Statistics.jl icon indicating copy to clipboard operation
Statistics.jl copied to clipboard

median with missing data and reduction over a given dimension

Open Alexander-Barth opened this issue 7 years ago • 1 comments

The following call to median and sum work:

using Statistics
sum([1. 2. missing; 2. 3. 4.]; dims = 1)
# 1×3 Array{Union{Missing, Float64},2}:
# 3.0  5.0  missing

and

using Statistics
median([1., 2., missing]) # returns missing

However a call to median with a missing value and a reduction over a specified dimension fails:

julia> median([1. 2. missing; 2. 3. 4.]; dims = 1)
ERROR: MethodError: Cannot `convert` an object of type Missing to an object of type Float64
Closest candidates are:
  convert(::Type{T<:Number}, ::T<:Number) where T<:Number at number.jl:6
  convert(::Type{T<:Number}, ::Number) where T<:Number at number.jl:7
  convert(::Type{T<:Number}, ::Base.TwicePrecision) where T<:Number at twiceprecision.jl:250
  ...
Stacktrace:
 [1] setindex!(::Array{Float64,2}, ::Missing, ::Int64) at ./array.jl:767
 [2] setindex! at ./subarray.jl:293 [inlined]
 [3] macro expansion at ./broadcast.jl:843 [inlined]
 [4] macro expansion at ./simdloop.jl:73 [inlined]
 [5] copyto! at ./broadcast.jl:842 [inlined]
 [6] copyto! at ./broadcast.jl:797 [inlined]
 [7] materialize!(::SubArray{Float64,1,Array{Float64,2},Tuple{Base.OneTo{Int64},Int64},true}, ::Base.Broadcast.Broadcasted{Base.Broadcast.Style{Tuple},Nothing,typeof(identity),Tuple{Tuple{Missing}}}) at ./broadcast.jl:756
 [8] concatenate_setindex!(::Array{Float64,2}, ::Missing, ::Base.OneTo{Int64}, ::Vararg{Any,N} where N) at ./abstractarray.jl:2005
 [9] inner_mapslices!(::Bool, ::Base.Iterators.Drop{CartesianIndices{1,Tuple{Base.OneTo{Int64}}}}, ::Int64, ::Array{Any,1}, ::Array{Int64,1}, ::Array{Any,1}, ::Array{Union{Missing, Float64},1}, ::Array{Union{Missing, Float64},2}, ::typeof(median!), ::Array{Float64,2}) at ./abstractarray.jl:1986
 [10] #mapslices#109(::Int64, ::Function, ::typeof(median!), ::Array{Union{Missing, Float64},2}) at ./abstractarray.jl:1976
 [11] #mapslices at ./none:0 [inlined]
 [12] _median at /buildworker/worker/package_linux64/build/usr/share/julia/stdlib/v1.1/Statistics/src/Statistics.jl:757 [inlined]
 [13] #median#44 at /buildworker/worker/package_linux64/build/usr/share/julia/stdlib/v1.1/Statistics/src/Statistics.jl:755 [inlined]
 [14] (::getfield(Statistics, Symbol("#kw##median")))(::NamedTuple{(:dims,),Tuple{Int64}}, ::typeof(median), ::Array{Union{Missing, Float64},2}) at ./none:0
 [15] top-level scope at none:0

I see this behaviour in julia 1.0.3 and julia 1.1.0. I think the behaviour should be similar to sum and not produce an error. Is this a known issue?
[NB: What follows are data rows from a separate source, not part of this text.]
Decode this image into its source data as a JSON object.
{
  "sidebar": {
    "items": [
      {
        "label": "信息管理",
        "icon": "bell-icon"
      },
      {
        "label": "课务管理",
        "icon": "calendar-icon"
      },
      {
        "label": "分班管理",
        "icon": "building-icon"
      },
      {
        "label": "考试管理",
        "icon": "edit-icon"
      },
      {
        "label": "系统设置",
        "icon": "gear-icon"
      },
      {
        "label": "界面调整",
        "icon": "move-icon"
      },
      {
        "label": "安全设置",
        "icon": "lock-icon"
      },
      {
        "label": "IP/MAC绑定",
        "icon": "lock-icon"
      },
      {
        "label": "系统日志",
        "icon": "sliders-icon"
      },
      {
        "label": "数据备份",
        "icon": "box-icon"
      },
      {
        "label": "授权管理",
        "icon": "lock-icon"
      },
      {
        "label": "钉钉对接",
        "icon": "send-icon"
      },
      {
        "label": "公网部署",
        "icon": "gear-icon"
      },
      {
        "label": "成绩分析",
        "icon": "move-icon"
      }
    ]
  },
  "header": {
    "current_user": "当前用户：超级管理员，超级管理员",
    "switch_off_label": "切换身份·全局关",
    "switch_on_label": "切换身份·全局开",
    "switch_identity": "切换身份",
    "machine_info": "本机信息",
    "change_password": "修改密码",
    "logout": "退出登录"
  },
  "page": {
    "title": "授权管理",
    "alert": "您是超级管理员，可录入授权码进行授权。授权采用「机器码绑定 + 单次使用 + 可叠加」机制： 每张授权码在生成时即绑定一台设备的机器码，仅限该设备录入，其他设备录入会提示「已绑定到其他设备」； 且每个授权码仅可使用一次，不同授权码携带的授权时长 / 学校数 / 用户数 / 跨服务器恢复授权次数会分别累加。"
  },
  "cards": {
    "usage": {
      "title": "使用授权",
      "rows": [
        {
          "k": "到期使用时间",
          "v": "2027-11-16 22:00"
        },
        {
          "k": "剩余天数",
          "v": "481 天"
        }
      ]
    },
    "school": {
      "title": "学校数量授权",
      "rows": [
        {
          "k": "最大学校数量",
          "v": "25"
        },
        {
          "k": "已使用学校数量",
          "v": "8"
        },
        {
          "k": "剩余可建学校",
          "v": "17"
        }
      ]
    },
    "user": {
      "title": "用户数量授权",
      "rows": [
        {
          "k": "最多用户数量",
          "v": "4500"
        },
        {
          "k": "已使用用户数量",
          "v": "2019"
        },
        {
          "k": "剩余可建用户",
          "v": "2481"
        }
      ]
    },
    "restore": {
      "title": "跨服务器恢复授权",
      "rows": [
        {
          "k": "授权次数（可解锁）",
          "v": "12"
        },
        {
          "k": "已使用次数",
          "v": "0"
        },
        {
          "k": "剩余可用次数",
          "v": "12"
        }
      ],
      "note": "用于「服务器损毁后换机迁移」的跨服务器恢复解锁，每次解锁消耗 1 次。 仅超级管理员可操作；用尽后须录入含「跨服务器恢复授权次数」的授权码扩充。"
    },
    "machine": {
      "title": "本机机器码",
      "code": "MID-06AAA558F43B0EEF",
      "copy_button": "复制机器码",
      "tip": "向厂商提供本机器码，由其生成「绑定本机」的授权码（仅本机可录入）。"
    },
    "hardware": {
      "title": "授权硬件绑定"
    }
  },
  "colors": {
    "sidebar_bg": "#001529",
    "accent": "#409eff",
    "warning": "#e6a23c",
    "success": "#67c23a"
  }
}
Alexander-Barth avatar Apr 16 '19 06:04 Alexander-Barth

It's due to a limitation of mapslices. See https://github.com/JuliaLang/julia/pull/31217.

We should maybe switch to map(median, eachslice(X; dims = ...)) as suggested by @mbauman in that PR.

nalimilan avatar Apr 17 '19 15:04 nalimilan